The Massachusetts Senator meanwhile returns home defeated. Where he goes from here would be unclear. The Kennedy’s are a very powerful political family, and despite the loss, the performance Joe Kennedy’s oldest living son displayed on the national stage would only give them more political capital to work with. Needless to say, JFK won’t let his aspirations of the White House wither away as he might return to the Senate, or even give the Governorship a shot in 1962. But Kennedy was always troubled with health problems, including Addison’s disease which many have speculated would have ended his career and eventually his life even in reality, had he survived an assassination in Dallas.

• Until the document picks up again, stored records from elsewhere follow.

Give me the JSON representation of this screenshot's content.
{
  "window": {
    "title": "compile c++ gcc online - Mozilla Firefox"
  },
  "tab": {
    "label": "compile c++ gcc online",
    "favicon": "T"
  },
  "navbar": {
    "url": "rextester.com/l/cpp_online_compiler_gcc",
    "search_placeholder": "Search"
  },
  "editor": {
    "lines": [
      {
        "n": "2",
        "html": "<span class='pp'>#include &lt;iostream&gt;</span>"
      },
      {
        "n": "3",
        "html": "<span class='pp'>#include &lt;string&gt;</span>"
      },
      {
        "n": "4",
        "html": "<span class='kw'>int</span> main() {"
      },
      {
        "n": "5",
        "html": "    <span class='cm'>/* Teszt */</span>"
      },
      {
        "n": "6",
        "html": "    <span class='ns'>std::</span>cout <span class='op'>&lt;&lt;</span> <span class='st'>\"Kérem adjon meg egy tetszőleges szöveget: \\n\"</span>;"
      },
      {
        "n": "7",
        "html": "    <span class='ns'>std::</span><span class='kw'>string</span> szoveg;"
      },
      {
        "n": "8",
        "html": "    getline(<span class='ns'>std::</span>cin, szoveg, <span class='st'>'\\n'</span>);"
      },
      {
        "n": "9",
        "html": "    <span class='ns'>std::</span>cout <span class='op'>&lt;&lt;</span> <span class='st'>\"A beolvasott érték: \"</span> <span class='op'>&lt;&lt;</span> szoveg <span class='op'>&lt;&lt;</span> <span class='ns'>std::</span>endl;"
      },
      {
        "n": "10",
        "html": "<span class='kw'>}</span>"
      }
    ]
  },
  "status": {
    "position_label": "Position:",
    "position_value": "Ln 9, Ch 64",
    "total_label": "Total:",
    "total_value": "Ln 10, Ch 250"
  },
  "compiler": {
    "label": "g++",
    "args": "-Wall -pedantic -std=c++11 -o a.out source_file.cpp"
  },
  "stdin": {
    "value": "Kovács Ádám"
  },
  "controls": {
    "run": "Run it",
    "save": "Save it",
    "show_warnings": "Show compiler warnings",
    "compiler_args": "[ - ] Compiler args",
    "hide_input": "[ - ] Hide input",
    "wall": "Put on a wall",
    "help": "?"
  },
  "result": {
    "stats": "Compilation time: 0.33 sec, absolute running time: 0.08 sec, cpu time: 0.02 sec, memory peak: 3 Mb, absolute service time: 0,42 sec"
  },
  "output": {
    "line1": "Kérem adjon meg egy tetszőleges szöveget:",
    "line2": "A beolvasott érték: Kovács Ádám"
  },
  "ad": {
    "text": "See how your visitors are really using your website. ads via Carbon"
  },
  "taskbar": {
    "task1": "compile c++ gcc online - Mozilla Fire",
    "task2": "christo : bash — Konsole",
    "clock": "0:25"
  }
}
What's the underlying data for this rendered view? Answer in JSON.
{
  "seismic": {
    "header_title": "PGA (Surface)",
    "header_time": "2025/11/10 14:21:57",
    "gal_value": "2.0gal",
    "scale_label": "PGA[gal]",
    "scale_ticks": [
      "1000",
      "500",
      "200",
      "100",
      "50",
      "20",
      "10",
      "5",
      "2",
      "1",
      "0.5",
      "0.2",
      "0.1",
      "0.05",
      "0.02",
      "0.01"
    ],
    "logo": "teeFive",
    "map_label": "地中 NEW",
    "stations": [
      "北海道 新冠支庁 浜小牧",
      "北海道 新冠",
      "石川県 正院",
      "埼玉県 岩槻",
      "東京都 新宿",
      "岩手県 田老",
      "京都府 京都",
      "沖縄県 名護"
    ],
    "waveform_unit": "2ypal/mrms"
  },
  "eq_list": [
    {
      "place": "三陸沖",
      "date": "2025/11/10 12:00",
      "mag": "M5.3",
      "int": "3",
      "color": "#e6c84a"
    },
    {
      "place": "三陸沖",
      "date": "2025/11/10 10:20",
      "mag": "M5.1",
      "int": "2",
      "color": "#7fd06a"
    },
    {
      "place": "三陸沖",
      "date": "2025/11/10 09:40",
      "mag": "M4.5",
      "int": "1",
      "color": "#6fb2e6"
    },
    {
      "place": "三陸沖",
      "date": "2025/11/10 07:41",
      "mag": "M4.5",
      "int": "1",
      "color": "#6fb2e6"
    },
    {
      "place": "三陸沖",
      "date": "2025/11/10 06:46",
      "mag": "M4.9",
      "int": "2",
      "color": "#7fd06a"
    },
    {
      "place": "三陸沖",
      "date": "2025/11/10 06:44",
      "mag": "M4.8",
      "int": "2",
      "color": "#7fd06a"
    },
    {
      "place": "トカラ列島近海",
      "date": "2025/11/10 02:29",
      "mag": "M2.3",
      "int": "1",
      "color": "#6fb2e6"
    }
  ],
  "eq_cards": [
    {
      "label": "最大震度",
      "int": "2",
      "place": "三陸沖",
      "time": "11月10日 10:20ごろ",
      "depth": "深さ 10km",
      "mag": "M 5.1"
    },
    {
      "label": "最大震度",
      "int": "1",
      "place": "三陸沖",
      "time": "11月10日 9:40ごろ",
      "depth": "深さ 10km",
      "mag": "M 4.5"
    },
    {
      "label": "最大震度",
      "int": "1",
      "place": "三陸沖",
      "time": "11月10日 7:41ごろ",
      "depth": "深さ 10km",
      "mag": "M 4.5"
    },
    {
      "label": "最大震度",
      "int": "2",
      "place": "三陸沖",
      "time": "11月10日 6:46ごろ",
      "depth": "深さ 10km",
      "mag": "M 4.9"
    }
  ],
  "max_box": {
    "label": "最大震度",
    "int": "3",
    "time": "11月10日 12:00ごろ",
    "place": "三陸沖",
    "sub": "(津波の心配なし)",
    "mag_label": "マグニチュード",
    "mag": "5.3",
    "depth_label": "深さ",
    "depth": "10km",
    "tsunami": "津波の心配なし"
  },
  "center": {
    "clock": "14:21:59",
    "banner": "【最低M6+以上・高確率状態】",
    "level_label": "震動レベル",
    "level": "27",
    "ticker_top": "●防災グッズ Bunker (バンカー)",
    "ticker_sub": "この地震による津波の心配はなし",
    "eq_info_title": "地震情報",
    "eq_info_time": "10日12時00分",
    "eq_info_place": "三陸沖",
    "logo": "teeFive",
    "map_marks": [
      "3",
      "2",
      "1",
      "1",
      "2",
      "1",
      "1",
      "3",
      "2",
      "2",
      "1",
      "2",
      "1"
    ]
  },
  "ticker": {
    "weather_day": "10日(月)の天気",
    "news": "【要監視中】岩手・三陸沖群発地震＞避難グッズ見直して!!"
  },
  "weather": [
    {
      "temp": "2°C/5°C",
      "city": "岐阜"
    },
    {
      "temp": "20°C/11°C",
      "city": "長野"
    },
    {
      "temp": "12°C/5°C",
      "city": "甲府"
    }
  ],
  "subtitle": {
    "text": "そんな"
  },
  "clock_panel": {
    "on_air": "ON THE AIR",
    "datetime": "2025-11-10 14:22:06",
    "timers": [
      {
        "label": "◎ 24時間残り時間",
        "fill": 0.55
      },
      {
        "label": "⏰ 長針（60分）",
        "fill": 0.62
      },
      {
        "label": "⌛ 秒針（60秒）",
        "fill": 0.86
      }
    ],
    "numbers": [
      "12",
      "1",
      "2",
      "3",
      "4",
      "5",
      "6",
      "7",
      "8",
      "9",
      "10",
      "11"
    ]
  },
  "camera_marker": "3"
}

Going with the assumption his health problems derail him while he builds up even more political prominence, we have to assume JFK is never elected President. This opens the door for his brother Robert Kennedy to run, and ride the wave of emotional support for the loss of his brother, much like he did in reality. Robert Kennedy would have to take on a larger role than he did in reality, seeing as how the Kennedy-Johnson policies on civil rights and other issues have to go on without either of them ever being in the White House.
So Nixon is President in 1960. What policy decisions he decides to act on first are unclear, but if there’s one thing we know for sure about Nixon, it’s that he hates Communists. Fidel Castro came to power in Cuba following the Revolution of 1959, something which concerned Eisenhower, Nixon and Kennedy alike. Before he leaves office Ike is developing a plan to fund a CIA backed mission to overthrow the Communist regime with the use of Cuban rebels. He hands it over not to Kennedy, but in this case, Nixon.
This is where our history could get real dark, real quick. Nixon, a staunch anti-communist and member of the House Un-American Activities Committee would take a hard line stance on Cuba. He would go ahead with the Bay of Pigs invasion like Kennedy did, and when it fails, the notoriously paranoid and self-conscious man would be internationally embarrassed. Tensions would escalate quickly, and Nixon’s response would likely not be to accept responsibility as Kennedy did, but shift the blame to the CIA.
It’s now 1962, and the Soviet Union and Communist Cuba enjoy their little victory much like they did in reality. But it’s likely they would only test the testy Nixon further. In reality, the Cuban Missile Crisis was the next Cold War showdown, and it was handled by the diplomatic Kennedy with the assistance of his cool and calm advisors like his brother. But in a Nixon administration, where he probably hasn’t been able to put the Bay of Pigs behind him, taking questions from reporters personally, and feeling all out ready for revenge, his reaction might not have been so diplomatic.
Nixon’s rhetoric – even the mere use of the word “blockade” rather than Kennedy’s “quarantine” – would have been taken as an act of war. It sounds scary, and it sounds unrealistic, but it’s a genuine possibility that WWIII could have broken out on Nixon’s watch. With this, the entire history of the world changes. Who knows how far this war is taken. Will it just be escalated quasi-wars against the Soviets in places like Cuba and Southeast Asia, or will it mean Armageddon, and nuclear annihilation? If it’s the latter, then it’s fair to say we wouldn’t be here today.
So if Nixon takes the White House in 1960, at the very least, Kennedy is never assassinated, but may never be healthy enough to win the White House. Robert Kennedy would take up the reins of the Kennedy dynasty, and perhaps become President sometime in the 1970’s. But if things go really bad under Nixon, that decade, or any other decade for that matter, might never happen. The course of American history is entirely different. The course of world history is entirely different. Though it didn’t actually happen, what is fiction could have been fact, all because one man was almost President.